When a sighted person uses the web, they use their eyes to scan the page, and then make a decision where to click their mouse or where text needs to be input such as on a form. Buttons and links are easily discerned. For a blind person, navigating these simple tasks requires an extraordinary amount of time in comparison and relies on whether the website being used is in compliance with W3C (World Wide Web Consortium) and WebAIM (Web Accessibility In Mind) guidelines and international law.
Why Design Accessible Websites
Change is slow. In 2015, you would think that all major companies would realize the need to design their company websites using accessibility principles, but, sadly, that is not the case. Increasingly, pressure from the Justice Department, advocacy groups, and individuals through filing class-action lawsuits are making companies consider the consequences of non-compliance. It seems that these profit-centered companies don’t realize that it is actually in their best interests to design compliant websites if they would consider the following motivations:
- To improve the lives of people with disabilities.
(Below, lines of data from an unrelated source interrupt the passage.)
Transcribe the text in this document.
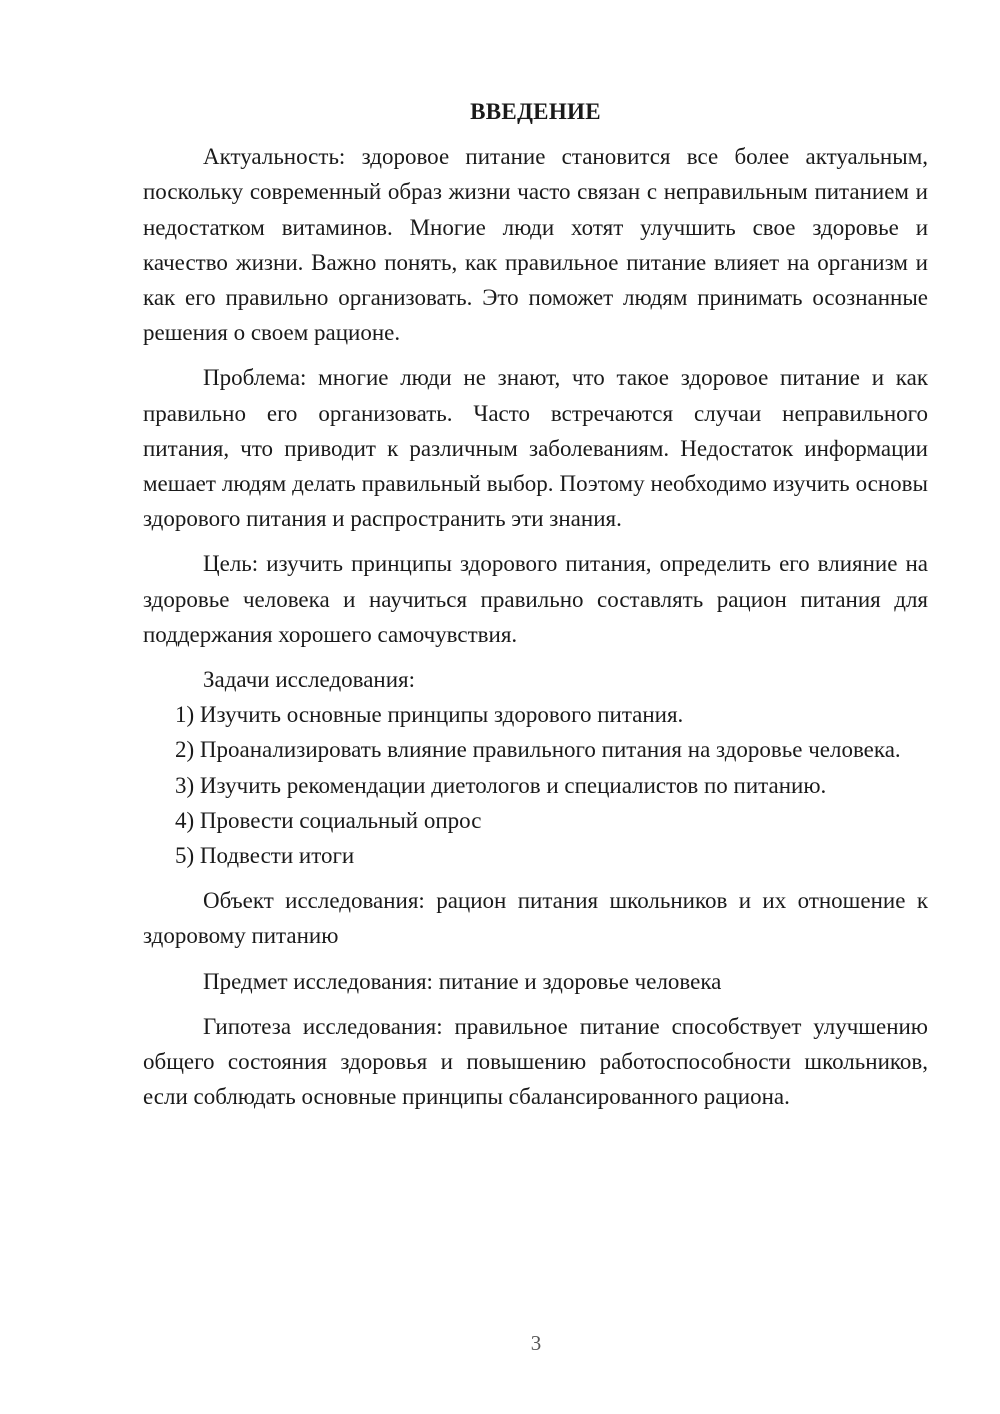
ВВЕДЕНИЕ

Актуальность: здоровое питание становится все более актуальным, поскольку современный образ жизни часто связан с неправильным питанием и недостатком витаминов. Многие люди хотят улучшить свое здоровье и качество жизни. Важно понять, как правильное питание влияет на организм и как его правильно организовать. Это поможет людям принимать осознанные решения о своем рационе.

Проблема: многие люди не знают, что такое здоровое питание и как правильно его организовать. Часто встречаются случаи неправильного питания, что приводит к различным заболеваниям. Недостаток информации мешает людям делать правильный выбор. Поэтому необходимо изучить основы здорового питания и распространить эти знания.

Цель: изучить принципы здорового питания, определить его влияние на здоровье человека и научиться правильно составлять рацион питания для поддержания хорошего самочувствия.

Задачи исследования:

1) Изучить основные принципы здорового питания.

2) Проанализировать влияние правильного питания на здоровье человека.

3) Изучить рекомендации диетологов и специалистов по питанию.

4) Провести социальный опрос

5) Подвести итоги

Объект исследования: рацион питания школьников и их отношение к здоровому питанию

Предмет исследования: питание и здоровье человека

Гипотеза исследования: правильное питание способствует улучшению общего состояния здоровья и повышению работоспособности школьников, если соблюдать основные принципы сбалансированного рациона.

3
- Reach a wider audience or consumer base to sell their products.
- Avoid costly lawsuits.
Two of the three motivations would improve the bottom-line and help contribute to the success of the business.
Visual Impaired Friendly Website Principles
Websites designed using the basic principles of P.O.U.R. will make the experience of using the internet for visually impaired much easier. P.O.U.R stands for:
- Perceivable – because they cannot see visual information such as graphics, layout, or color based cues.
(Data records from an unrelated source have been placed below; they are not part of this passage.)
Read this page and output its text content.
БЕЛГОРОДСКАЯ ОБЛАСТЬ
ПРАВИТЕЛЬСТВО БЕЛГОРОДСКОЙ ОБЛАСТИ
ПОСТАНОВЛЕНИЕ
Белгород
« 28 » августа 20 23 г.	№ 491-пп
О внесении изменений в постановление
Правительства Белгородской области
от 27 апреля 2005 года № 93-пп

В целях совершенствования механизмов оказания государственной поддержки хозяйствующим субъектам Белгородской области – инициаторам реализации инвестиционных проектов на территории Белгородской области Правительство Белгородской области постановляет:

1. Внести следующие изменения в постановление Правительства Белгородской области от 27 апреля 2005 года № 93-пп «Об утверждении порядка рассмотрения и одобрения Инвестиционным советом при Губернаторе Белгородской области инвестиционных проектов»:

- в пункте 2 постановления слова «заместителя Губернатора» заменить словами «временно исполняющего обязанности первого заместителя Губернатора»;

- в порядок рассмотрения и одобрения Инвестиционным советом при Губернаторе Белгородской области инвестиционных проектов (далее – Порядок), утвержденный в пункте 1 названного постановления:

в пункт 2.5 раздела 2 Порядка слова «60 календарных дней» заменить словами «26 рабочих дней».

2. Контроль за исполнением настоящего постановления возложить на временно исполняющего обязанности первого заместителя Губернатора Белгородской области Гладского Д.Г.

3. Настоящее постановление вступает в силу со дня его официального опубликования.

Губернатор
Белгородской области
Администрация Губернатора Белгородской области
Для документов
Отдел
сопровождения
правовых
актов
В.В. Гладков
- Operable – because they usually depend on a keyboard to navigate web content instead of a mouse.
- Understandable – because they cannot understand content that is presented in an illogical order, or which contains extraneous text not meant to be read word-for-word.
- Robust – because the assistive technologies used by the blind are not always capable of accessing a broad range of technologies, especially if the technologies are new.
Web Devices Used By the Visually Impaired
The main device used by the visually impaired to access the internet is screen reader software such as JAWS on a PC or VoiceOver on a Mac. Screen readers are specialized software that translates the printed worlds on a website into spoken text. More than just reading words, screen readers also alert users of special content markers that are coded into a page through HTML like buttons, links, and navigation. Each line of screen text is read one at a time from top-bottom, left-right, which is often confusing unless the site has been coded in an organized fashion.
Screen readers can also be used in conjunction with a Braille device (shown above) if the visually impaired person also has a hearing deficit. The words on the screen that are translated to speech will also raise and lower special pins on the device that simulate the characters of the Braille alphabet.
While this does offer basic functionality, it does not solve all of the potential problems faced by a visually impaired user. The following video explains some of the potential problems that screen readers don’t solve and makes the general case for web accessibility in a college setting.
Much More to Do
Advances in technology have provided internet users with disabilities access to the vast pool of information that is available on the web. But, much more needs to be done to make it a pleasant experience. The government, corporations, and individuals must be made aware of the importance of accessibility and how it transforms the lives of those with disabilities. Also, more legal framework, whether national or international must be put in place to ensure that the internet can attain total functionality for the un-impaired as well as the visually impaired.